The main benefit of hydrogen over electrification is its flexibility: a hydrogen vehicle can be refuelled in approximately the same time as a diesel vehicle, and its operating range and patterns are similar. However, as batteries improve, electric vehicles are rapidly increasing their payloads and ranges. The current first generation of electric buses can run most routes in the UK as long as the appropriate charging infrastructure is available. Future generations will be even more capable, with longer ranges.
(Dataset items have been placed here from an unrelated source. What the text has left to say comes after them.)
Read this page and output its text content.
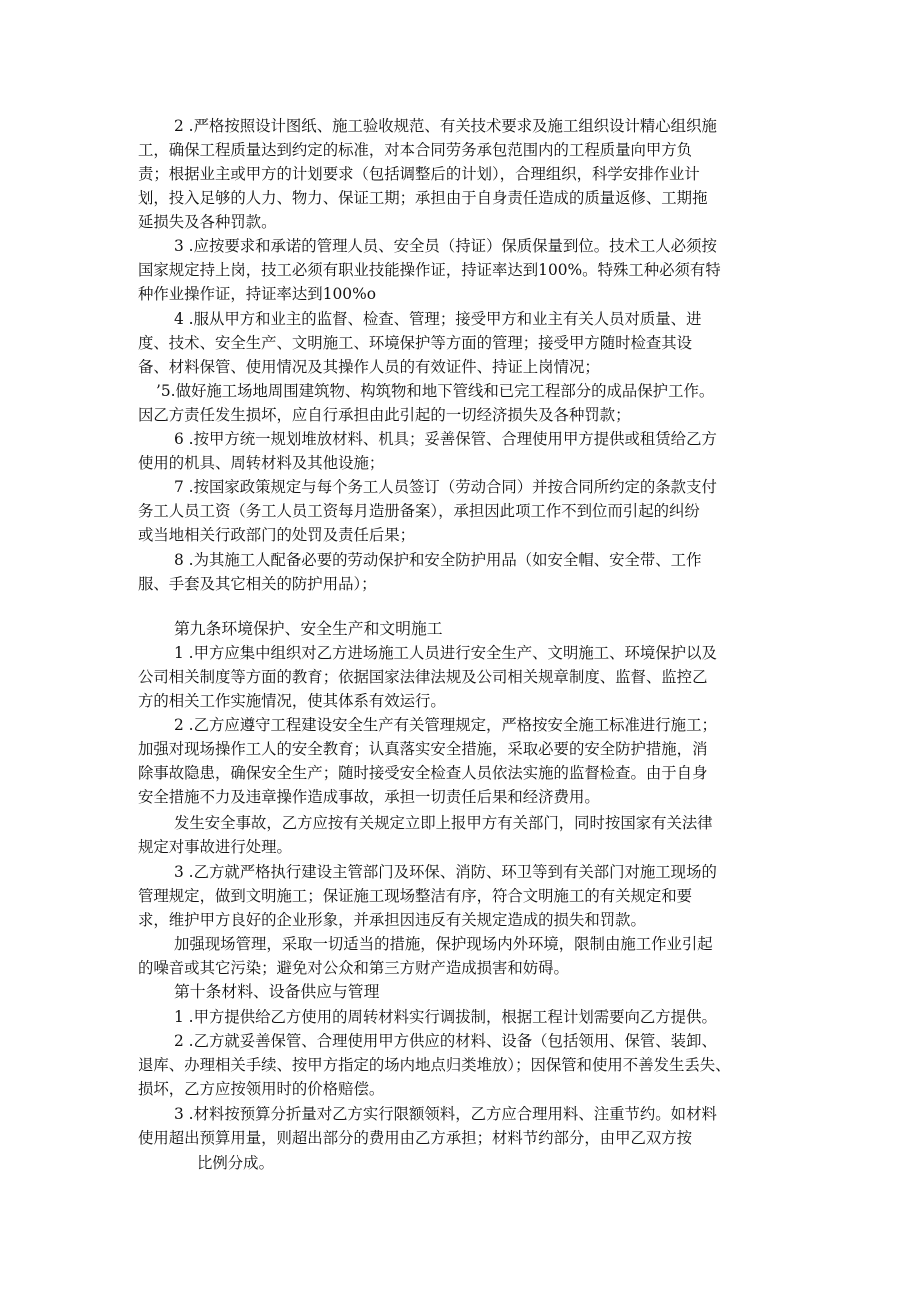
2 .严格按照设计图纸、施工验收规范、有关技术要求及施工组织设计精心组织施
工，确保工程质量达到约定的标准，对本合同劳务承包范围内的工程质量向甲方负
责；根据业主或甲方的计划要求（包括调整后的计划），合理组织，科学安排作业计
划，投入足够的人力、物力、保证工期；承担由于自身责任造成的质量返修、工期拖
延损失及各种罚款。
3 .应按要求和承诺的管理人员、安全员（持证）保质保量到位。技术工人必须按
国家规定持上岗，技工必须有职业技能操作证，持证率达到100%。特殊工种必须有特
种作业操作证，持证率达到100%o
4 .服从甲方和业主的监督、检查、管理；接受甲方和业主有关人员对质量、进
度、技术、安全生产、文明施工、环境保护等方面的管理；接受甲方随时检查其设
备、材料保管、使用情况及其操作人员的有效证件、持证上岗情况；
’5.做好施工场地周围建筑物、构筑物和地下管线和已完工程部分的成品保护工作。
因乙方责任发生损坏，应自行承担由此引起的一切经济损失及各种罚款；
6 .按甲方统一规划堆放材料、机具；妥善保管、合理使用甲方提供或租赁给乙方
使用的机具、周转材料及其他设施；
7 .按国家政策规定与每个务工人员签订（劳动合同）并按合同所约定的条款支付
务工人员工资（务工人员工资每月造册备案），承担因此项工作不到位而引起的纠纷
或当地相关行政部门的处罚及责任后果；
8 .为其施工人配备必要的劳动保护和安全防护用品（如安全帽、安全带、工作
服、手套及其它相关的防护用品）；
第九条环境保护、安全生产和文明施工
1 .甲方应集中组织对乙方进场施工人员进行安全生产、文明施工、环境保护以及
公司相关制度等方面的教育；依据国家法律法规及公司相关规章制度、监督、监控乙
方的相关工作实施情况，使其体系有效运行。
2 .乙方应遵守工程建设安全生产有关管理规定，严格按安全施工标准进行施工；
加强对现场操作工人的安全教育；认真落实安全措施，采取必要的安全防护措施，消
除事故隐患，确保安全生产；随时接受安全检查人员依法实施的监督检查。由于自身
安全措施不力及违章操作造成事故，承担一切责任后果和经济费用。
发生安全事故，乙方应按有关规定立即上报甲方有关部门，同时按国家有关法律
规定对事故进行处理。
3 .乙方就严格执行建设主管部门及环保、消防、环卫等到有关部门对施工现场的
管理规定，做到文明施工；保证施工现场整洁有序，符合文明施工的有关规定和要
求，维护甲方良好的企业形象，并承担因违反有关规定造成的损失和罚款。
加强现场管理，采取一切适当的措施，保护现场内外环境，限制由施工作业引起
的噪音或其它污染；避免对公众和第三方财产造成损害和妨碍。
第十条材料、设备供应与管理
1 .甲方提供给乙方使用的周转材料实行调拔制，根据工程计划需要向乙方提供。
2 .乙方就妥善保管、合理使用甲方供应的材料、设备（包括领用、保管、装卸、
退库、办理相关手续、按甲方指定的场内地点归类堆放）；因保管和使用不善发生丢失、
损坏，乙方应按领用时的价格赔偿。
3 .材料按预算分折量对乙方实行限额领料，乙方应合理用料、注重节约。如材料
使用超出预算用量，则超出部分的费用由乙方承担；材料节约部分，由甲乙双方按
比例分成。
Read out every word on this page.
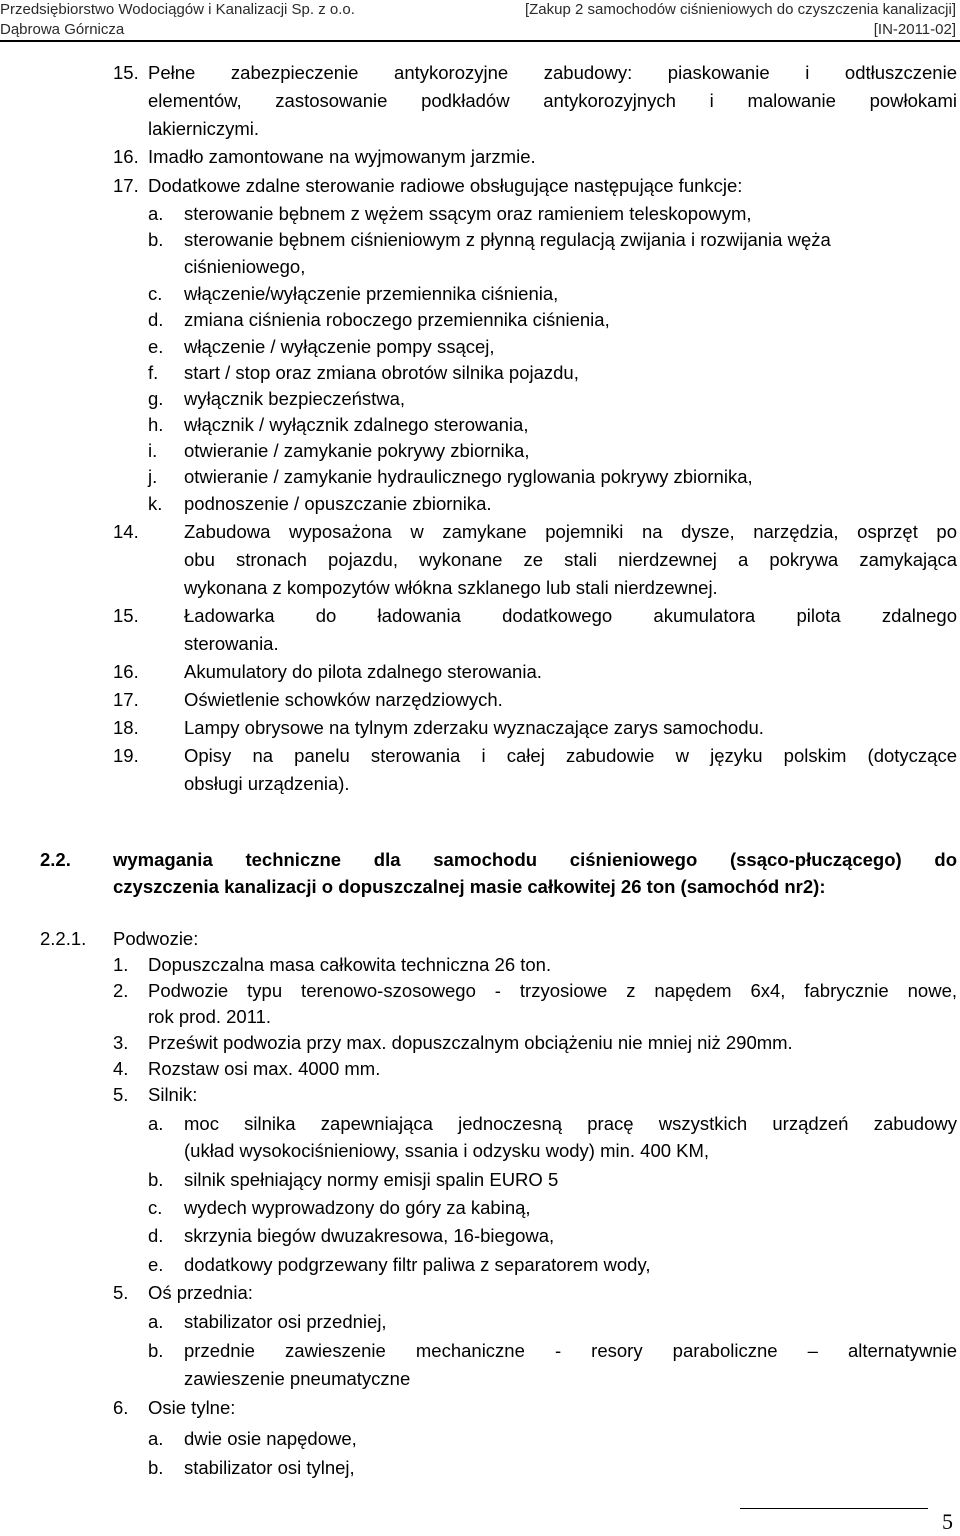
Przedsiębiorstwo Wodociągów i Kanalizacji Sp. z o.o.
Dąbrowa Górnicza
[Zakup 2 samochodów ciśnieniowych do czyszczenia kanalizacji]
[IN-2011-02]
15. Pełne zabezpieczenie antykorozyjne zabudowy: piaskowanie i odtłuszczenie
elementów, zastosowanie podkładów antykorozyjnych i malowanie powłokami
lakierniczymi.
16. Imadło zamontowane na wyjmowanym jarzmie.
17. Dodatkowe zdalne sterowanie radiowe obsługujące następujące funkcje:
a. sterowanie bębnem z wężem ssącym oraz ramieniem teleskopowym,
b. sterowanie bębnem ciśnieniowym z płynną regulacją zwijania i rozwijania węża
ciśnieniowego,
c. włączenie/wyłączenie przemiennika ciśnienia,
d. zmiana ciśnienia roboczego przemiennika ciśnienia,
e. włączenie / wyłączenie pompy ssącej,
f. start / stop oraz zmiana obrotów silnika pojazdu,
g. wyłącznik bezpieczeństwa,
h. włącznik / wyłącznik zdalnego sterowania,
i. otwieranie / zamykanie pokrywy zbiornika,
j. otwieranie / zamykanie hydraulicznego ryglowania pokrywy zbiornika,
k. podnoszenie / opuszczanie zbiornika.
14. Zabudowa wyposażona w zamykane pojemniki na dysze, narzędzia, osprzęt po
obu stronach pojazdu, wykonane ze stali nierdzewnej a pokrywa zamykająca
wykonana z kompozytów włókna szklanego lub stali nierdzewnej.
15. Ładowarka do ładowania dodatkowego akumulatora pilota zdalnego
sterowania.
16. Akumulatory do pilota zdalnego sterowania.
17. Oświetlenie schowków narzędziowych.
18. Lampy obrysowe na tylnym zderzaku wyznaczające zarys samochodu.
19. Opisy na panelu sterowania i całej zabudowie w języku polskim (dotyczące
obsługi urządzenia).
2.2. wymagania techniczne dla samochodu ciśnieniowego (ssąco-płuczącego) do
czyszczenia kanalizacji o dopuszczalnej masie całkowitej 26 ton (samochód nr2):
2.2.1. Podwozie:
1. Dopuszczalna masa całkowita techniczna 26 ton.
2. Podwozie typu terenowo-szosowego - trzyosiowe z napędem 6x4, fabrycznie nowe,
rok prod. 2011.
3. Prześwit podwozia przy max. dopuszczalnym obciążeniu nie mniej niż 290mm.
4. Rozstaw osi max. 4000 mm.
5. Silnik:
a. moc silnika zapewniająca jednoczesną pracę wszystkich urządzeń zabudowy
(układ wysokociśnieniowy, ssania i odzysku wody) min. 400 KM,
b. silnik spełniający normy emisji spalin EURO 5
c. wydech wyprowadzony do góry za kabiną,
d. skrzynia biegów dwuzakresowa, 16-biegowa,
e. dodatkowy podgrzewany filtr paliwa z separatorem wody,
5. Oś przednia:
a. stabilizator osi przedniej,
b. przednie zawieszenie mechaniczne - resory paraboliczne – alternatywnie
zawieszenie pneumatyczne
6. Osie tylne:
a. dwie osie napędowe,
b. stabilizator osi tylnej,
5
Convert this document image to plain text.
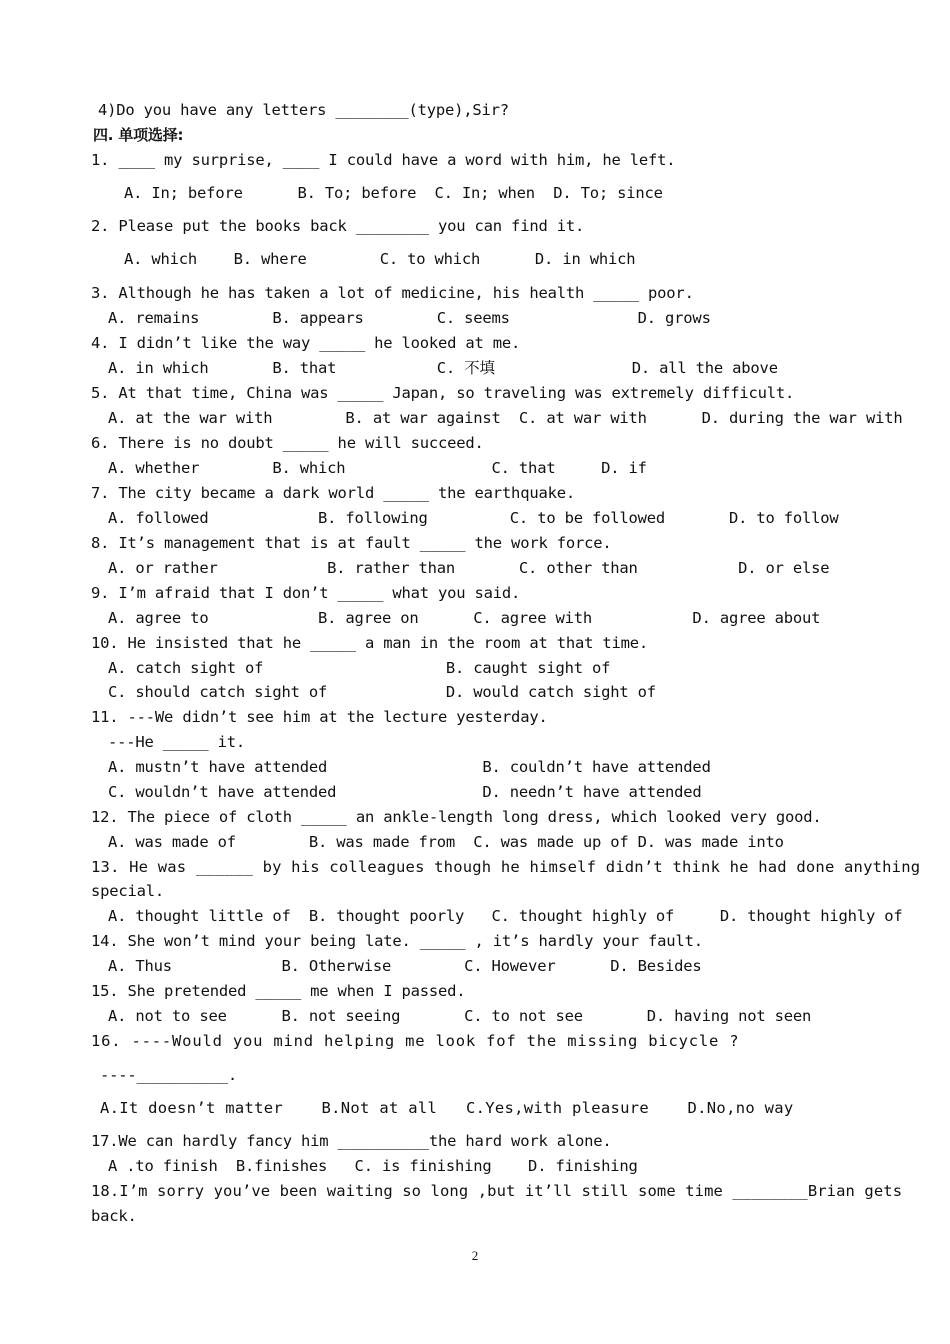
4)Do you have any letters ________(type),Sir?
四. 单项选择:
1. ____ my surprise, ____ I could have a word with him, he left.
A. In; before      B. To; before  C. In; when  D. To; since
2. Please put the books back ________ you can find it.
A. which    B. where        C. to which      D. in which
3. Although he has taken a lot of medicine, his health _____ poor.
A. remains        B. appears        C. seems              D. grows
4. I didn’t like the way _____ he looked at me.
A. in which       B. that           C. 不填               D. all the above
5. At that time, China was _____ Japan, so traveling was extremely difficult.
A. at the war with        B. at war against  C. at war with      D. during the war with
6. There is no doubt _____ he will succeed.
A. whether        B. which                C. that     D. if
7. The city became a dark world _____ the earthquake.
A. followed            B. following         C. to be followed       D. to follow
8. It’s management that is at fault _____ the work force.
A. or rather            B. rather than       C. other than           D. or else
9. I’m afraid that I don’t _____ what you said.
A. agree to            B. agree on      C. agree with           D. agree about
10. He insisted that he _____ a man in the room at that time.
A. catch sight of                    B. caught sight of
C. should catch sight of             D. would catch sight of
11. ---We didn’t see him at the lecture yesterday.
---He _____ it.
A. mustn’t have attended                 B. couldn’t have attended
C. wouldn’t have attended                D. needn’t have attended
12. The piece of cloth _____ an ankle-length long dress, which looked very good.
A. was made of        B. was made from  C. was made up of D. was made into
13. He was ______ by his colleagues though he himself didn’t think he had done anything
special.
A. thought little of  B. thought poorly   C. thought highly of     D. thought highly of
14. She won’t mind your being late. _____ , it’s hardly your fault.
A. Thus            B. Otherwise        C. However      D. Besides
15. She pretended _____ me when I passed.
A. not to see      B. not seeing       C. to not see       D. having not seen
16. ----Would you mind helping me look fof the missing bicycle ?
----__________.
A.It doesn’t matter    B.Not at all   C.Yes,with pleasure    D.No,no way
17.We can hardly fancy him __________the hard work alone.
A .to finish  B.finishes   C. is finishing    D. finishing
18.I’m sorry you’ve been waiting so long ,but it’ll still some time ________Brian gets
back.
2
This year, the Government’s independent net-zero advisor, the UK Climate Change Committee, concluded there is ‘no role’ for hydrogen in powering road transport. By 2050, it advised surface transport can almost completely decarbonise by converting to electric vehicles.
‘There will be no hydrogen cars or vans, and very little or potentially even no role for hydrogen in heavier vehicles,’ it said in its Seventh Carbon Budget, reversing its earlier position that hydrogen may play some role in the heavy goods vehicle (HGV) sector.
This raises a final important system-level consideration for local authorities considering electric or hydrogen buses: the choice between electrification or hydrogen for car decarbonisation has effectively already been made.
Large swathes of the economy are expected to electrify, while the range of use cases for hydrogen is shrinking. In line with the overall energy economy, infrastructure to support electric vehicles will continue to expand.
There will not be widespread hydrogen infrastructure to match. Current hydrogen infrastructure is paltry, with refuelling stations closing rather than opening. This makes it impossible to piggyback on existing infrastructure, adding further cost and complexity.
Local authorities playing a leading role in the decarbonisation of transport must be supported with evidence-based, impartial information to avoid expensive missteps. Markets have already shown electric vehicles to be the future. Hydrogen buses have proven again and again to be a costly dead end for fleet decarbonisation.